That’s a stereotype that the 131-clinic Colorado Community Health Network is working to bust as it prepares to grow from 500,000 to 1 million primary care patients over the next several years.
The clinics expect this rapid expansion because the federal healthcare law is expected to result in nearly 700,000 more people in Colorado obtaining health insurance. Such community health centers provide primary care, as well as dental and mental health care, regardless of patients’ ability to pay, and they will be competing with other networks to attract doctors, nurses and other medical professionals.
“The reality is, patients in community health centers may be low income, but the quality is not,” said Ross Brooks, chief operating officer of the Colorado Community Health Network.
The DMV comparison, Brooks says, is “a perception we’re aware of, and it’s just not embedded in reality.”
The Colorado Community Health Network provides medical services to one in 10 residents in the state. Serving half a million patients every year in nearly every county, the network is one of the largest healthcare providers in Colorado.
In anticipation of the increased demand when new healthcare laws result in more people with insurance or Medicaid, Colorado community administrators hope to add some 5,000 doctors, dentists, nurses and other medical professionals in the next five years – more than doubling the current workforce of 3,300.
The large, state-of-the-art Salud Family Health Center in Commerce City just north of Denver underscores the myth-busting reality of community health clinics of the 21st century.
It provides what the organization’s associate medical director, Don Gutstadt, describes as “one-stop shopping,” integrating health, mental and dental services. Previously located in a strip mall, the new clinic opened in December, 2009. Some 72,000 patients are treated there every year. An entire wing is empty, in anticipation of rapid growth.
Salud (which means health in Spanish) has 10 clinics across the state. An estimated 61 percent of its patients are uninsured, and 29 percent are on Medicaid, government insurance for the very low-income. Another 5 percent are on Medicare, government insurance for the elderly, and 5 percent have private insurance.
This Salud clinic has a specialist who comes to the clinic to provide colonoscopies once a week. But routinely bringing in other specialists – like dermatologists or podiatrists or orthopedic experts – can be a challenge. Or, as Gutstadt says, “sometimes we have to get creative to get services.”
In anticipation of a shortage of primary care doctors and other medical professionals, the clinics are launching efforts to entice professionals to work in community health rather than pursuing potentially more lucrative specialty jobs.

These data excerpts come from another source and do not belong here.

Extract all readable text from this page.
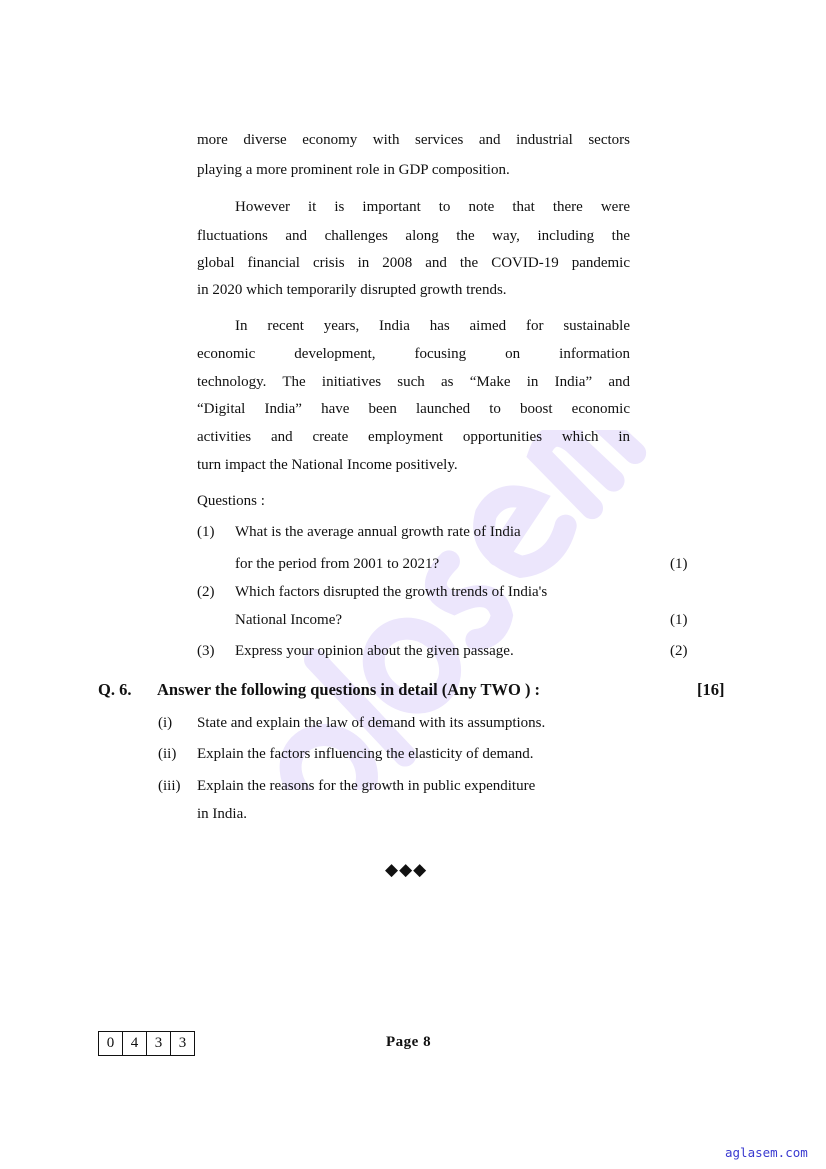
more diverse economy with services and industrial sectors
playing a more prominent role in GDP composition.
However it is important to note that there were
fluctuations and challenges along the way, including the
global financial crisis in 2008 and the COVID-19 pandemic
in 2020 which temporarily disrupted growth trends.
In recent years, India has aimed for sustainable
economic development, focusing on information
technology. The initiatives such as “Make in India” and
“Digital India” have been launched to boost economic
activities and create employment opportunities which in
turn impact the National Income positively.
Questions :
(1) What is the average annual growth rate of India
for the period from 2001 to 2021?	(1)
(2) Which factors disrupted the growth trends of India's
National Income?	(1)
(3) Express your opinion about the given passage.	(2)
Q. 6. Answer the following questions in detail (Any TWO ) :	[16]
(i) State and explain the law of demand with its assumptions.
(ii) Explain the factors influencing the elasticity of demand.
(iii) Explain the reasons for the growth in public expenditure
in India.
◆◆◆
0	4	3	3	Page 8
aglasem.com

Brooks, of the Colorado Community Health Network, details his long-term strategy. Programs like the National Health Service Corps provide incentives to medical students – including paying medical school debts for doctors to work in high-demand areas. A similar Colorado-specific program is also in place. In addition, foundations have also begun to step up to provide incentives to medical professionals to choose community clinics as their top choice as they enter the workforce.
“We believe there is an attraction to community health centers,” Brooks said. “It’s mission driven; it speaks to why [many doctors] went to medical school in the first place – to serve patients in patient-centric fashion, doing direct patient care and pure medicine.”
However, shadowing this plan for dramatic expansion is the political reality that these paying patients may not materialize after all. Republicans say they will repeal the federal healthcare law if they succeed in winning at the ballot box or in court.
Brooks is aware of that. But he says he can’t wait to make plans for the expected doubling in the number of patients. If additional expected funding doesn’t materialize, he said, “we’ll cross that bridge when we come to it.”